Scientists at USDA's Agricultural Research Service recommend that the mulch be removed from around the azaleas three weeks before the first fall frost if winter injury has occurred to them in the past.
Tests by these scientists have shown the air temperature two inches above the mulch to be five degrees lower than that at the same level above unmulched areas, enough to cause frost formation.
A portion of the sun's energy is absorbed by the earth during the day, and at night the earth's warmed surface gives up the accumulated heat to the cold, thin, dry upper atmosphere.

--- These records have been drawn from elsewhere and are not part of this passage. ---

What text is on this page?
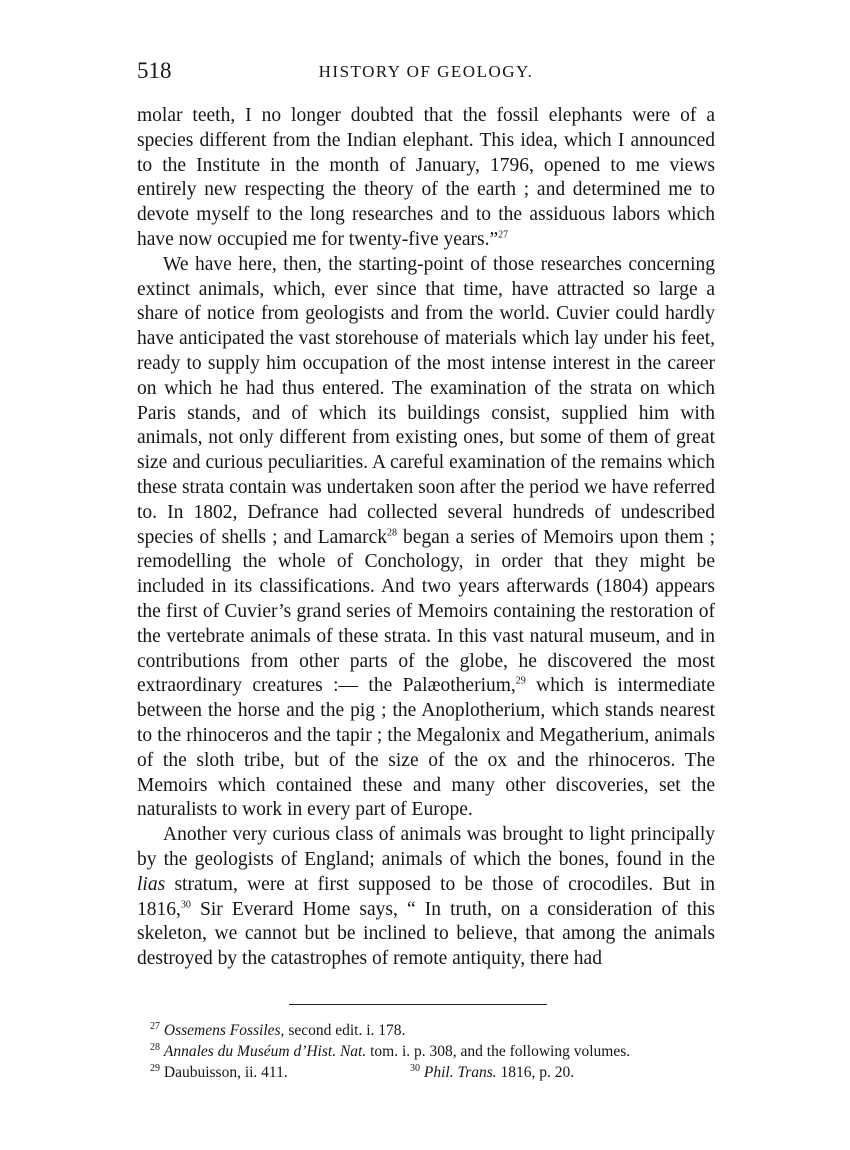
518	HISTORY OF GEOLOGY.

molar teeth, I no longer doubted that the fossil elephants were of a species different from the Indian elephant. This idea, which I announced to the Institute in the month of January, 1796, opened to me views entirely new respecting the theory of the earth ; and determined me to devote myself to the long researches and to the assiduous labors which have now occupied me for twenty-five years.”$^{27}$

We have here, then, the starting-point of those researches concerning extinct animals, which, ever since that time, have attracted so large a share of notice from geologists and from the world. Cuvier could hardly have anticipated the vast storehouse of materials which lay under his feet, ready to supply him occupation of the most intense interest in the career on which he had thus entered. The examination of the strata on which Paris stands, and of which its buildings consist, supplied him with animals, not only different from existing ones, but some of them of great size and curious peculiarities. A careful examination of the remains which these strata contain was undertaken soon after the period we have referred to. In 1802, Defrance had collected several hundreds of undescribed species of shells ; and Lamarck$^{28}$ began a series of Memoirs upon them ; remodelling the whole of Conchology, in order that they might be included in its classifications. And two years afterwards (1804) appears the first of Cuvier’s grand series of Memoirs containing the restoration of the vertebrate animals of these strata. In this vast natural museum, and in contributions from other parts of the globe, he discovered the most extraordinary creatures :— the Palæotherium,$^{29}$ which is intermediate between the horse and the pig ; the Anoplotherium, which stands nearest to the rhinoceros and the tapir ; the Megalonix and Megatherium, animals of the sloth tribe, but of the size of the ox and the rhinoceros. The Memoirs which contained these and many other discoveries, set the naturalists to work in every part of Europe.

Another very curious class of animals was brought to light principally by the geologists of England; animals of which the bones, found in the lias stratum, were at first supposed to be those of crocodiles. But in 1816,30 Sir Everard Home says, “ In truth, on a consideration of this skeleton, we cannot but be inclined to believe, that among the animals destroyed by the catastrophes of remote antiquity, there had

$^{27}$ Ossemens Fossiles, second edit. i. 178.
$^{28}$ Annales du Muséum d’Hist. Nat. tom. i. p. 308, and the following volumes.
$^{29}$ Daubuisson, ii. 411.	$^{30}$ Phil. Trans. 1816, p. 20.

As this radiation cooling occurs, the air immediately above the radiating surface is warmed slightly, often enough to prevent frost. The mulch lowers the air temperature in the fall and winter by insulating against heat loss from the soil.
In one case, a temperature of 28 degrees F. was noted a week before the first recorded frost. Frost particles were observed on the hay mulch and on the mulched azaleas when no frost was apparent on bare ground or on unmulched plants.
Winter injury was found to be directly related to the date in autumn that the plants remained mulched. The later the mulch remained, the greater the winter injury.
Almost no dead wood was found on a number of plants from which the mulch was removed before frost, but a corresponding number of azaleas of the same variety that were mulched suffered severe injury.
Azaleas sheltered by buildings, shrubbery and trees may not suffer to the same degree.
Winter injury to azaleas consists largely of flower bud damage, leaf burning and splitting of the bark of stems.
If you have not been having trouble, your azaleas may not benefit greatly from mulch removal. A winter mulch has many advantages: It conserves and encourages the penetration of moisture and insulates the soil to prevent the ground from freezing deeply.